It could be the latent banker in me but I can’t shake off my inherent competitive streak (and desperate need to win). This thought struck me last night when I realised, tossing and turning in a bout of irritating insomnia, that the reason for my wakefulness was the niggling sense that some competitions are beyond my control and no amount of rehearsal, ambition or perseverance will bring race victory. The competition in mind, shameful as it is to admit to, is that of the baby Olympics – Baby-Bel is letting the side down in her seeming tardiness in the mobility stakes.
It secretly (or not so secretly as Mr A informs me) frustrates me that she is not hitting the targets in the Gantt chart of baby milestones – and it’s not just the ‘advanced child’ milestones she’s missing. Since failing to meet Mr A’s (random) deadline of learning to crawl by Christmas, he has gallantly admitted defeat and wisely adopted a laissez faire approach to the whole proceeding. Not me. I have tried and tested all researched methods Google has to offer and wasted the money equivalent on crawl aids proffered by ELC, to no avail. As my sister (whose son wasn’t exactly Speedy Gonzales in the walking stakes) wisely said, ‘It’s not as if they’re never going to walk so what’s the problem’. Fair point.

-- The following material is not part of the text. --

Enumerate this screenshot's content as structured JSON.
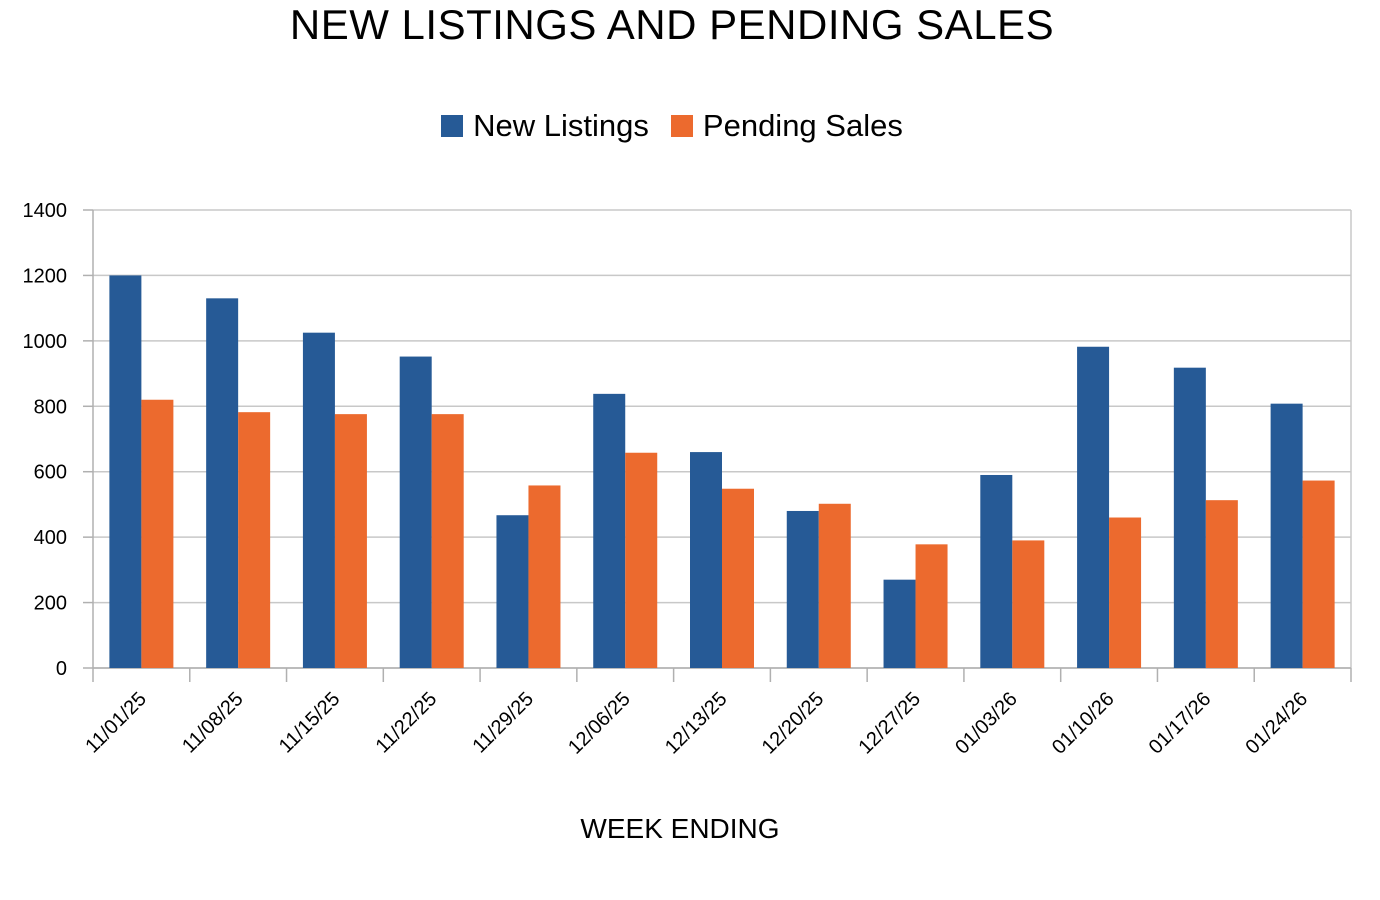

The point I guess is that I like coming first – I revelled in coming at the top of the pile in my school exams, I like(d) being in the top tier industry for earnings, and I like to run faster and further than the guy next to me on the treadmill. Whoever said that it’s the taking part that counts was clearly not the one who won that race. What is more vexing is that I allegedly walked (unaided) at a competitively earlier than average age. So in theory, this should have worked to Baby-Bel’s genetic advantage. Until I learned that Mr A (much to his amusement) was so late in walking that MiL thought he had a biomechanical issue. Problem route cause determined then but not solved.

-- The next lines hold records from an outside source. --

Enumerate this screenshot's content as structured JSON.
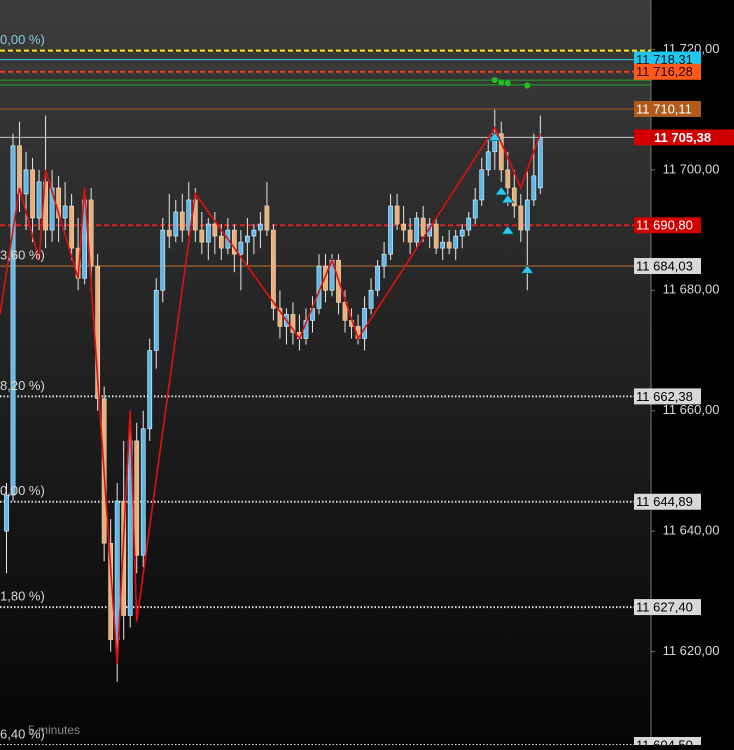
{
  "chart_data": {
    "type": "candlestick",
    "timeframe": "5 minutes",
    "xlim": [
      -1,
      99
    ],
    "ylim": [
      11604.5,
      11728.2
    ],
    "yticks": [
      {
        "value": 11620,
        "label": "11 620,00"
      },
      {
        "value": 11640,
        "label": "11 640,00"
      },
      {
        "value": 11660,
        "label": "11 660,00"
      },
      {
        "value": 11680,
        "label": "11 680,00"
      },
      {
        "value": 11700,
        "label": "11 700,00"
      },
      {
        "value": 11720,
        "label": "11 720,00"
      }
    ],
    "up_color": "#5cb9ea",
    "down_color": "#e8b07a",
    "candles": [
      [
        11640,
        11648,
        11633,
        11646
      ],
      [
        11646,
        11706,
        11645,
        11704
      ],
      [
        11704,
        11708,
        11693,
        11696
      ],
      [
        11696,
        11703,
        11690,
        11700
      ],
      [
        11700,
        11702,
        11688,
        11692
      ],
      [
        11692,
        11700,
        11690,
        11698
      ],
      [
        11698,
        11709,
        11687,
        11690
      ],
      [
        11690,
        11700,
        11688,
        11697
      ],
      [
        11697,
        11699,
        11688,
        11692
      ],
      [
        11692,
        11698,
        11690,
        11694
      ],
      [
        11694,
        11696,
        11685,
        11687
      ],
      [
        11687,
        11692,
        11680,
        11682
      ],
      [
        11682,
        11697,
        11681,
        11695
      ],
      [
        11695,
        11697,
        11680,
        11684
      ],
      [
        11684,
        11686,
        11660,
        11662
      ],
      [
        11662,
        11664,
        11635,
        11638
      ],
      [
        11638,
        11642,
        11620,
        11622
      ],
      [
        11622,
        11648,
        11615,
        11645
      ],
      [
        11645,
        11655,
        11622,
        11626
      ],
      [
        11626,
        11660,
        11624,
        11655
      ],
      [
        11655,
        11658,
        11633,
        11636
      ],
      [
        11636,
        11660,
        11634,
        11657
      ],
      [
        11657,
        11672,
        11655,
        11670
      ],
      [
        11670,
        11682,
        11667,
        11680
      ],
      [
        11680,
        11692,
        11678,
        11690
      ],
      [
        11690,
        11696,
        11687,
        11689
      ],
      [
        11689,
        11695,
        11688,
        11693
      ],
      [
        11693,
        11696,
        11688,
        11690
      ],
      [
        11690,
        11698,
        11689,
        11695
      ],
      [
        11695,
        11697,
        11688,
        11690
      ],
      [
        11690,
        11693,
        11686,
        11688
      ],
      [
        11688,
        11692,
        11685,
        11691
      ],
      [
        11691,
        11693,
        11686,
        11689
      ],
      [
        11689,
        11691,
        11685,
        11687
      ],
      [
        11687,
        11692,
        11686,
        11690
      ],
      [
        11690,
        11691,
        11683,
        11686
      ],
      [
        11686,
        11690,
        11680,
        11688
      ],
      [
        11688,
        11692,
        11684,
        11689
      ],
      [
        11689,
        11691,
        11686,
        11690
      ],
      [
        11690,
        11693,
        11687,
        11691
      ],
      [
        11694,
        11698,
        11689,
        11690
      ],
      [
        11690,
        11691,
        11675,
        11677
      ],
      [
        11677,
        11680,
        11672,
        11674
      ],
      [
        11674,
        11677,
        11671,
        11676
      ],
      [
        11676,
        11678,
        11671,
        11673
      ],
      [
        11673,
        11676,
        11670,
        11672
      ],
      [
        11672,
        11677,
        11671,
        11675
      ],
      [
        11675,
        11679,
        11673,
        11677
      ],
      [
        11677,
        11686,
        11676,
        11684
      ],
      [
        11684,
        11686,
        11678,
        11680
      ],
      [
        11680,
        11686,
        11679,
        11685
      ],
      [
        11685,
        11686,
        11676,
        11678
      ],
      [
        11678,
        11680,
        11673,
        11675
      ],
      [
        11675,
        11677,
        11672,
        11674
      ],
      [
        11674,
        11676,
        11671,
        11672
      ],
      [
        11672,
        11679,
        11670,
        11677
      ],
      [
        11677,
        11682,
        11676,
        11680
      ],
      [
        11680,
        11685,
        11679,
        11684
      ],
      [
        11684,
        11688,
        11682,
        11686
      ],
      [
        11686,
        11696,
        11685,
        11694
      ],
      [
        11694,
        11696,
        11690,
        11691
      ],
      [
        11691,
        11694,
        11688,
        11690
      ],
      [
        11690,
        11692,
        11686,
        11688
      ],
      [
        11688,
        11693,
        11687,
        11692
      ],
      [
        11692,
        11694,
        11688,
        11689
      ],
      [
        11689,
        11692,
        11687,
        11691
      ],
      [
        11691,
        11692,
        11686,
        11687
      ],
      [
        11687,
        11689,
        11685,
        11688
      ],
      [
        11688,
        11690,
        11686,
        11687
      ],
      [
        11687,
        11690,
        11685,
        11689
      ],
      [
        11689,
        11691,
        11687,
        11690
      ],
      [
        11690,
        11693,
        11689,
        11692
      ],
      [
        11692,
        11697,
        11691,
        11695
      ],
      [
        11695,
        11702,
        11694,
        11700
      ],
      [
        11700,
        11705,
        11699,
        11703
      ],
      [
        11703,
        11710,
        11700,
        11706
      ],
      [
        11706,
        11708,
        11698,
        11700
      ],
      [
        11700,
        11703,
        11694,
        11697
      ],
      [
        11697,
        11700,
        11692,
        11694
      ],
      [
        11694,
        11696,
        11688,
        11690
      ],
      [
        11690,
        11700,
        11680,
        11695
      ],
      [
        11695,
        11706,
        11694,
        11699
      ],
      [
        11697,
        11709,
        11696,
        11705.38
      ]
    ],
    "zigzag": {
      "color": "#e01010",
      "x": [
        -1,
        2,
        5,
        6,
        11,
        12,
        17,
        19,
        20,
        29,
        45,
        50,
        54,
        75,
        79,
        82
      ],
      "values": [
        11676,
        11697,
        11685,
        11700,
        11682,
        11697,
        11618,
        11660,
        11625,
        11696,
        11672,
        11685,
        11672,
        11707,
        11697,
        11706
      ]
    },
    "markers": [
      {
        "shape": "triangle",
        "color": "#2ec8f0",
        "x": [
          75,
          76,
          77,
          77,
          80
        ],
        "values": [
          11705.5,
          11696.5,
          11695.2,
          11690,
          11683.5
        ]
      },
      {
        "shape": "dot",
        "color": "#22c022",
        "x": [
          75,
          76,
          77,
          80
        ],
        "values": [
          11714.9,
          11714.5,
          11714.4,
          11714
        ]
      }
    ],
    "levels": [
      {
        "value": 11719.8,
        "color": "#ffe81a",
        "style": "dashed",
        "note": "0,00 %)"
      },
      {
        "value": 11718.31,
        "label": "11 718,31",
        "color": "#33ccee",
        "style": "solid",
        "label_bg": "#1ec8f0",
        "label_fg": "#001018"
      },
      {
        "value": 11716.28,
        "label": "11 716,28",
        "color": "#ff3b1f",
        "style": "dashed",
        "label_bg": "#ff5a1a",
        "label_fg": "#200000"
      },
      {
        "value": 11714.9,
        "color": "#22aa22",
        "style": "solid"
      },
      {
        "value": 11714.1,
        "color": "#22aa22",
        "style": "solid"
      },
      {
        "value": 11710.11,
        "label": "11 710,11",
        "color": "#b05a1e",
        "style": "solid",
        "label_bg": "#b05a1e",
        "label_fg": "#ffffff"
      },
      {
        "value": 11705.38,
        "label": "11 705,38",
        "color": "#c8c8c8",
        "style": "solid",
        "label_bg": "#d00000",
        "label_fg": "#ffffff"
      },
      {
        "value": 11690.8,
        "label": "11 690,80",
        "color": "#e02020",
        "style": "dashed",
        "label_bg": "#d00000",
        "label_fg": "#ffffff"
      },
      {
        "value": 11684.03,
        "label": "11 684,03",
        "color": "#c07030",
        "style": "solid",
        "label_bg": "#d8d8d8",
        "label_fg": "#000000",
        "note": "3,60 %)"
      },
      {
        "value": 11662.38,
        "label": "11 662,38",
        "color": "#e0e0e0",
        "style": "dotted",
        "label_bg": "#d8d8d8",
        "label_fg": "#000000",
        "note": "8,20 %)"
      },
      {
        "value": 11644.89,
        "label": "11 644,89",
        "color": "#e0e0e0",
        "style": "dotted",
        "label_bg": "#d8d8d8",
        "label_fg": "#000000",
        "note": "0,00 %)"
      },
      {
        "value": 11627.4,
        "label": "11 627,40",
        "color": "#e0e0e0",
        "style": "dotted",
        "label_bg": "#d8d8d8",
        "label_fg": "#000000",
        "note": "1,80 %)"
      },
      {
        "value": 11604.5,
        "label": "11 604,50",
        "color": "#e0e0e0",
        "style": "dotted",
        "label_bg": "#d8d8d8",
        "label_fg": "#000000",
        "note": "6,40 %)"
      }
    ]
  }
}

But maybe, just maybe, she is smarter than I give her credit for – if I could be ferried around 24/7 and spoonfed (that’s her other issue: she refuses to feed herself and sits open-mouthed akin to a baby bird), why would I consider doing any of it myself? More fool the woman pandering to her every wish surely (that would be me).
Vis a vis her social peers she may now look like the proverbial tortoise racing the hare but we all know the outcome of that one. Or so I keep telling myself.